Thanks to the closure of Ratchaparasong intersection and its surrounding businesses for almost two months, I am able to draw the focus of restaurants and pubs away from the city centre to further down the Sukhumvit area. Robin Hood we noticed on a drive by. The view from a car is distinctly different from the Skytrain. All this time, none of us knew of the place. It is literally right of the BTS station, making it technically more accessible than some of our choices down Soi 11 or on ThongLo.
I should have titled the post “pub review” since we are talking about a pub.
First order: cider. A rare luxury for me. They even had it on the draft. Ahh. Cold semi-sweet cider. Just the drink after a how sweaty day.
The good is delicious. I succumbed to the Little John’s Big Breakfast, somehow convincing myself it won’t sit as heavily in my gut as most traditional pub fares. But I kept eyeing a friend’s beef pot pie because the crust was so puffy, crispy and chewy that it took all my willpower to not reach over and help myself with a bite while her husband is doing the same on her other side.

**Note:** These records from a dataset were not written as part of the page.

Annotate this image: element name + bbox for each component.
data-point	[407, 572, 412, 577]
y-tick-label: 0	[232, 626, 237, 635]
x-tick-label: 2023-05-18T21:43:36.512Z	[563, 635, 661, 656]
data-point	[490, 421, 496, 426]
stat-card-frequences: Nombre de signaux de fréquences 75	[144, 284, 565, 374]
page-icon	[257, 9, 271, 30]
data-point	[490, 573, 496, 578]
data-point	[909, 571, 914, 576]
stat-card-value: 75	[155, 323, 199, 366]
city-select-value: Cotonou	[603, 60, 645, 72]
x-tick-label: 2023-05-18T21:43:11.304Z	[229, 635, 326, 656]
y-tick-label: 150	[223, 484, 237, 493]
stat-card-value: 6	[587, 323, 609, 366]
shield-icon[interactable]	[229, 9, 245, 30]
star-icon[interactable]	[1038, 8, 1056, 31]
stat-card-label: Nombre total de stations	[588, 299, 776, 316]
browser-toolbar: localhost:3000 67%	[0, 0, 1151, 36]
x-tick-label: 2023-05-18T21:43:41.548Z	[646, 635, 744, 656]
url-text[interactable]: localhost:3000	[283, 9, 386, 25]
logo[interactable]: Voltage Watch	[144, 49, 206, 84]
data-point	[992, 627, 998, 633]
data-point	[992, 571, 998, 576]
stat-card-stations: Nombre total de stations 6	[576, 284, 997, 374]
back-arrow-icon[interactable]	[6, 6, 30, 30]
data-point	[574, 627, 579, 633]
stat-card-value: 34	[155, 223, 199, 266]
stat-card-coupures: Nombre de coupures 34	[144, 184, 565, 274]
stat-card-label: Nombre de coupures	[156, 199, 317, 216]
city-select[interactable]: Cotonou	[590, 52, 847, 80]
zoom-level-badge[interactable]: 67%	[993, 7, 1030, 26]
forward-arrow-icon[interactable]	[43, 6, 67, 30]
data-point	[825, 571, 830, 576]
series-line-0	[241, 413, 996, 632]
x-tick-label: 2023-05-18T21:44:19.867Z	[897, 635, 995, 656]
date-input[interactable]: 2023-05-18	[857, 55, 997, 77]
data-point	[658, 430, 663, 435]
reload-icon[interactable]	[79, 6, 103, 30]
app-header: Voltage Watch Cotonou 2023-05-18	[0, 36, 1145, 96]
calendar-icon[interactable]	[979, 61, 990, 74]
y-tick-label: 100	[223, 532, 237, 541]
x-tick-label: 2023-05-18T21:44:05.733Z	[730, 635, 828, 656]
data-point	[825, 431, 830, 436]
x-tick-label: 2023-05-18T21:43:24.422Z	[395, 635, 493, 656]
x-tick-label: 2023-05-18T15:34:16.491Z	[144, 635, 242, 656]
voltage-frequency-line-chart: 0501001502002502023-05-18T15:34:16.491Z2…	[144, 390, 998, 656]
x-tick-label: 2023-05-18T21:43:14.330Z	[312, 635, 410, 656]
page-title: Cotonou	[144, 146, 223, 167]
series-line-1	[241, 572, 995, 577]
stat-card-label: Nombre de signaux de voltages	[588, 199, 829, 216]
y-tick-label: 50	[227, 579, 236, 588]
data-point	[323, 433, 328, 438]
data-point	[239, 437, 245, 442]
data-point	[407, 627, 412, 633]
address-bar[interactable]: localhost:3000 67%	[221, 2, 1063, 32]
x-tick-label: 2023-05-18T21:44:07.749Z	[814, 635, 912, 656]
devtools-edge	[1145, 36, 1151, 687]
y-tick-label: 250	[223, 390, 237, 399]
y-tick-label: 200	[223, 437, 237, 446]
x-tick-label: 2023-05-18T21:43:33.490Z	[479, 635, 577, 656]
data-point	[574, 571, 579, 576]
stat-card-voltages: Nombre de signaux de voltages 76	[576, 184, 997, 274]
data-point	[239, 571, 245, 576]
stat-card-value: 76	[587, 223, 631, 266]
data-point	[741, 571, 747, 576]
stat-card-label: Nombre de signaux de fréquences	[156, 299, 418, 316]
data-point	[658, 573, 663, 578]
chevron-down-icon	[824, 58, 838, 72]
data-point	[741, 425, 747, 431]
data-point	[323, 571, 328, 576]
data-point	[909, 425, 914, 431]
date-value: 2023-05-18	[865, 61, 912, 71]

Ambiance. The interior, at the first step, made me feel like I was back anywhere in the Western world. Hardwood furnishing, barstoods, solid tables, even a sorta-spiral staircase to boot. As any Friday evening goes, it was echoing and vibrating with the crowd’s chatter. Multiple tvs well placed throughout were playing selections of football and rugby. The crowd included mostly expats and afternwork happy hour office groups.
In conclusion: as many pubs in Bangkok go, this one did an excellent job of making itself into a genuine pub. Does it stand out compared to a couple of other group favourites? No. But it doesn’t detract either, making it another place to add to the list of acceptable pubs to go to when you just want that bangers and mash.